I am not surprised that men who do not even have or acknowledge sexual partners and do not have anything to do with a woman’s reproductive health are trying to decide what women should do or have access to with regard to their bodies.  I am not surprised that more men, especially conservative men, are not standing up to say that they do not want the government in the private, sexual parts of their wives–places that they believed were to be exclusively known by them as a right of marriage–and not equally uncomfortable with the government doing the same things with their daughters.

I am also not surprised that there is an effort afoot to prevent hundreds of thousands of Minnesotans from legitimately exercising their basic voting rights, and will quite pointedly hurt voting access to the populations elderly, students, and people who move with greater frequency than other populations (eg. the poor, racial minorities, women fleeing abusers, and anyone else who regularly flees oppression or the difficult situations imposed on them by the social and economic dysfunction protected by current "rights" campaigns), in order to prevent a mostly non-existent fraud that is less effective, more costly and less efficient than most legal, legitimate means to influence elections and get votes for the candidate you want.  I guess this right TO vote, a right for which many have died and were tortured and for which many still fight needs to be curbed by the arbitrary possession of a state ID.  It seems we don’t need to poll tax or poll “test” or land-ownership requirement to pre-determine the outcome of elections.

I expect that I will have a valid ID with me this upcoming election, as I expect that I will in several upcoming elections.  I did run out the door without my ID one election day, several years ago.  That was just once.
I expect that I will not start wearing hoodies.  Not my style.  No need to mess up my hair even more than the ill-quaffed doo that I have been urged to groom with more attention.  It is also a nice spring, so I guess I will not need it.

I do not expect that I will ever want to marry a man.  Even though it might help me get better health coverage, make it easier on my mom if something happens to me and someone has to make decisions about my care, maybe make it easier to inherit something in my later years, and I know that, if we made enough money, we would qualify for one of the Bush tax breaks.

I do not expect that I will grow a uterus any time soon, nor to I expect to gain the perspective to be given the primary responsibility that gives me the right to make ultimate decisions about one.

So, why am I writing about these other people?  It is obvious: I look enough like them to know that I am them.  I know enough about history, mine and those who came before me, to make me afraid of all the things that, as a boy, I thought I would not have to suffer because those things that were so awful were exposed and could not possibly continue–because they were so awful.

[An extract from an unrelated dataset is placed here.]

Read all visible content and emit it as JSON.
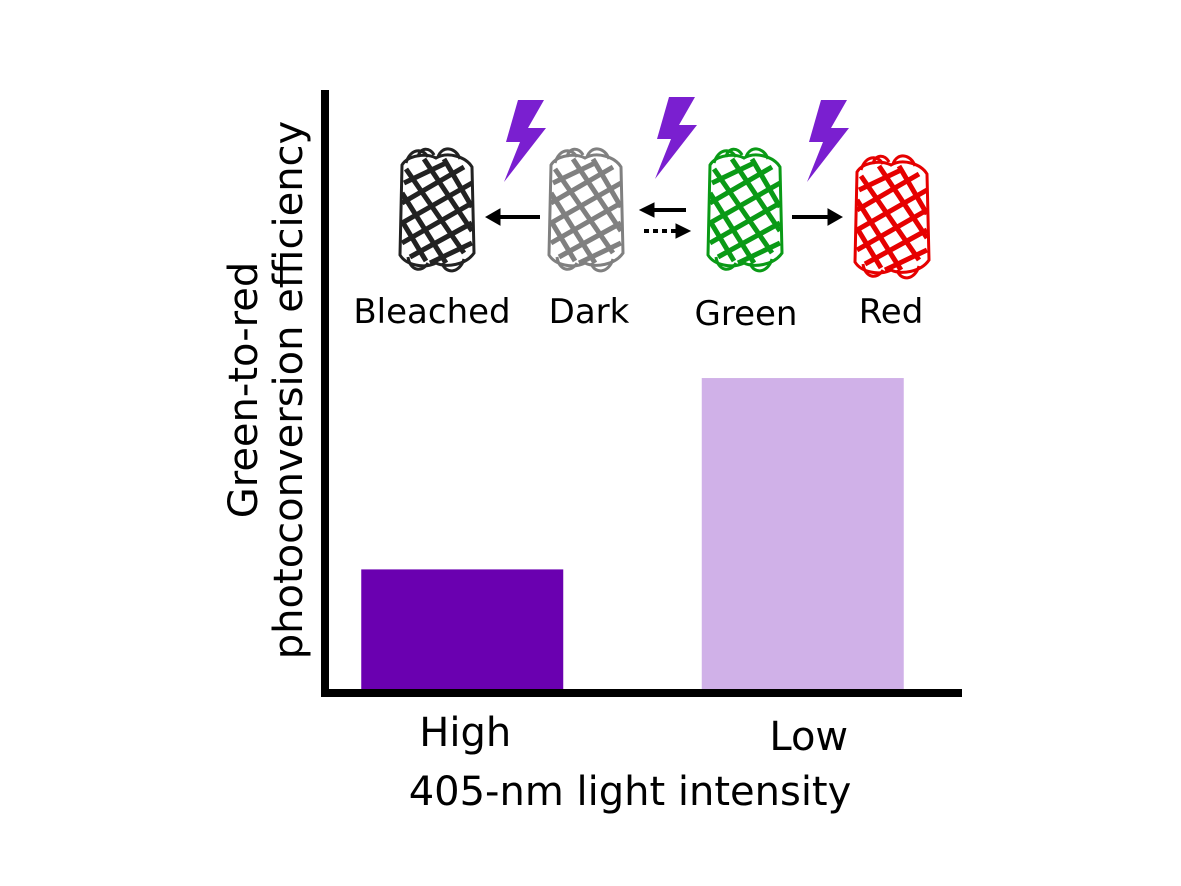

So, I stood in the Marriage Equity subcaucus at my Senate District convention two Sundays ago.  I comment on the fate of all our Trayvon Martins.  I remember the people who died, mostly in the south, and where tortured just because they wanted to vote.  But I don’t feel like a champion standing up for rights.  I don’t even feel like I  am in the game, hiding from the men with guns who have historically wanted and still today want the excuse to shoot me or take away my “reproductive” capacity.  I breath a sigh when I see those men and realize I do have my “documentation” with me.  I am no where near a place where I will be married.  Just sitting in the stands.

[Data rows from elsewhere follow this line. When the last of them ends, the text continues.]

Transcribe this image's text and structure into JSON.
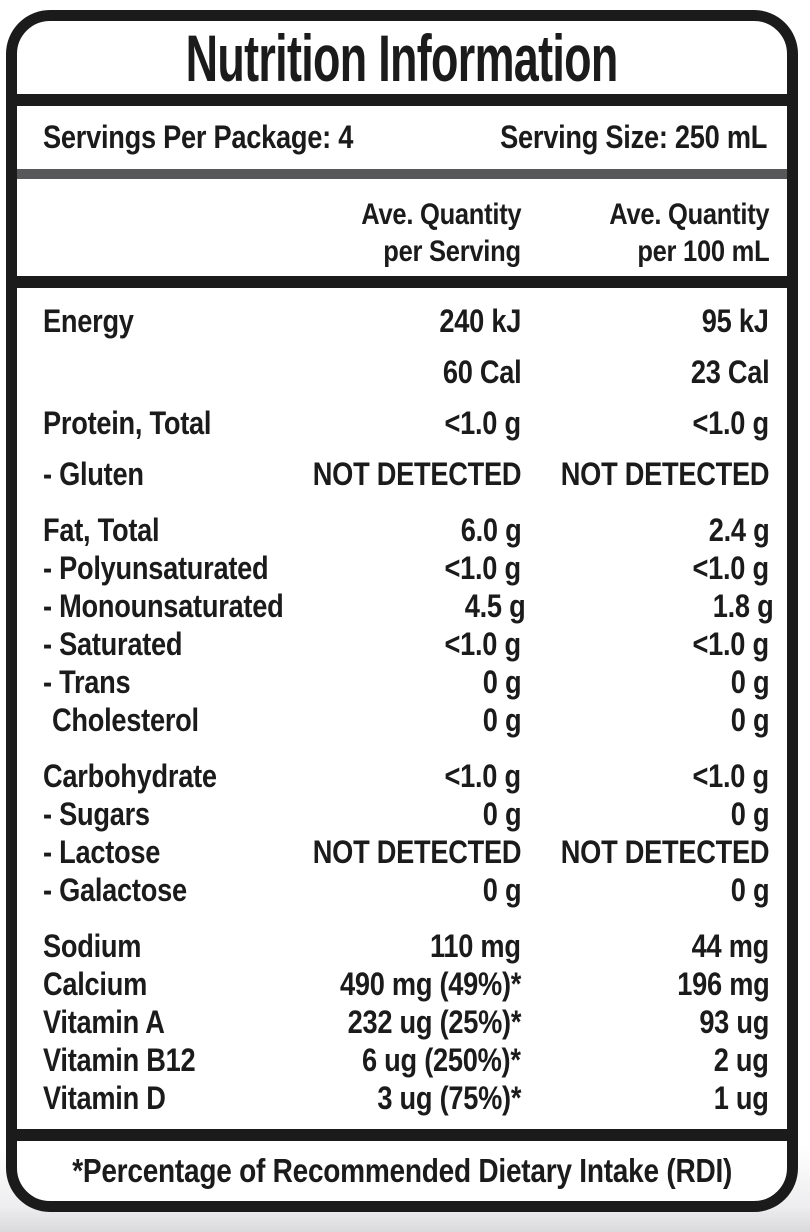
{
  "label": {
    "title": "Nutrition Information",
    "servings_per_package": "Servings Per Package: 4",
    "serving_size": "Serving Size: 250 mL",
    "columns": {
      "per_serving_line1": "Ave. Quantity",
      "per_serving_line2": "per Serving",
      "per_100ml_line1": "Ave. Quantity",
      "per_100ml_line2": "per 100 mL"
    },
    "footnote": "*Percentage of Recommended Dietary Intake (RDI)",
    "colors": {
      "text_black": "#1b1b1b",
      "divider_gray": "#58585a",
      "background": "#ffffff"
    },
    "sections": [
      {
        "name": "energy-protein",
        "rows": [
          {
            "label": "Energy",
            "per_serving": "240 kJ",
            "per_100ml": "95 kJ"
          },
          {
            "label": "",
            "per_serving": "60 Cal",
            "per_100ml": "23 Cal"
          },
          {
            "label": "Protein, Total",
            "per_serving": "<1.0 g",
            "per_100ml": "<1.0 g"
          },
          {
            "label": "- Gluten",
            "per_serving": "NOT DETECTED",
            "per_100ml": "NOT DETECTED"
          }
        ]
      },
      {
        "name": "fat",
        "rows": [
          {
            "label": "Fat, Total",
            "per_serving": "6.0 g",
            "per_100ml": "2.4 g"
          },
          {
            "label": "- Polyunsaturated",
            "per_serving": "<1.0 g",
            "per_100ml": "<1.0 g"
          },
          {
            "label": "- Monounsaturated",
            "per_serving": "4.5 g",
            "per_100ml": "1.8 g"
          },
          {
            "label": "- Saturated",
            "per_serving": "<1.0 g",
            "per_100ml": "<1.0 g"
          },
          {
            "label": "- Trans",
            "per_serving": "0 g",
            "per_100ml": "0 g"
          },
          {
            "label": "Cholesterol",
            "indent": true,
            "per_serving": "0 g",
            "per_100ml": "0 g"
          }
        ]
      },
      {
        "name": "carbohydrate",
        "rows": [
          {
            "label": "Carbohydrate",
            "per_serving": "<1.0 g",
            "per_100ml": "<1.0 g"
          },
          {
            "label": "- Sugars",
            "per_serving": "0 g",
            "per_100ml": "0 g"
          },
          {
            "label": "- Lactose",
            "per_serving": "NOT DETECTED",
            "per_100ml": "NOT DETECTED"
          },
          {
            "label": "- Galactose",
            "per_serving": "0 g",
            "per_100ml": "0 g"
          }
        ]
      },
      {
        "name": "minerals-vitamins",
        "rows": [
          {
            "label": "Sodium",
            "per_serving": "110 mg",
            "per_100ml": "44 mg"
          },
          {
            "label": "Calcium",
            "per_serving": "490 mg (49%)*",
            "per_100ml": "196 mg"
          },
          {
            "label": "Vitamin A",
            "per_serving": "232 ug (25%)*",
            "per_100ml": "93 ug"
          },
          {
            "label": "Vitamin B12",
            "per_serving": "6 ug (250%)*",
            "per_100ml": "2 ug"
          },
          {
            "label": "Vitamin D",
            "per_serving": "3 ug (75%)*",
            "per_100ml": "1 ug"
          }
        ]
      }
    ]
  }
}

And in the mean time, I don’t care if the Major League pitcher had an affair with a guy when he was a teenager–much less what anyone did or did not do in high school.  It is none of my business what is happening with the insides of a woman I do not love.  Whether you look nice in the photo on your ID will not make you a better citizen or vote right, in my opinion.   And I still know with that of all the things the Bible says about marriage, none of them are part of the (im)moral right’s assertions of how the institution should be defined.

But some people have taken it upon themselves to “care.”  I don’t feel like a champion because they are winning.  One day, maybe it won’t be that way.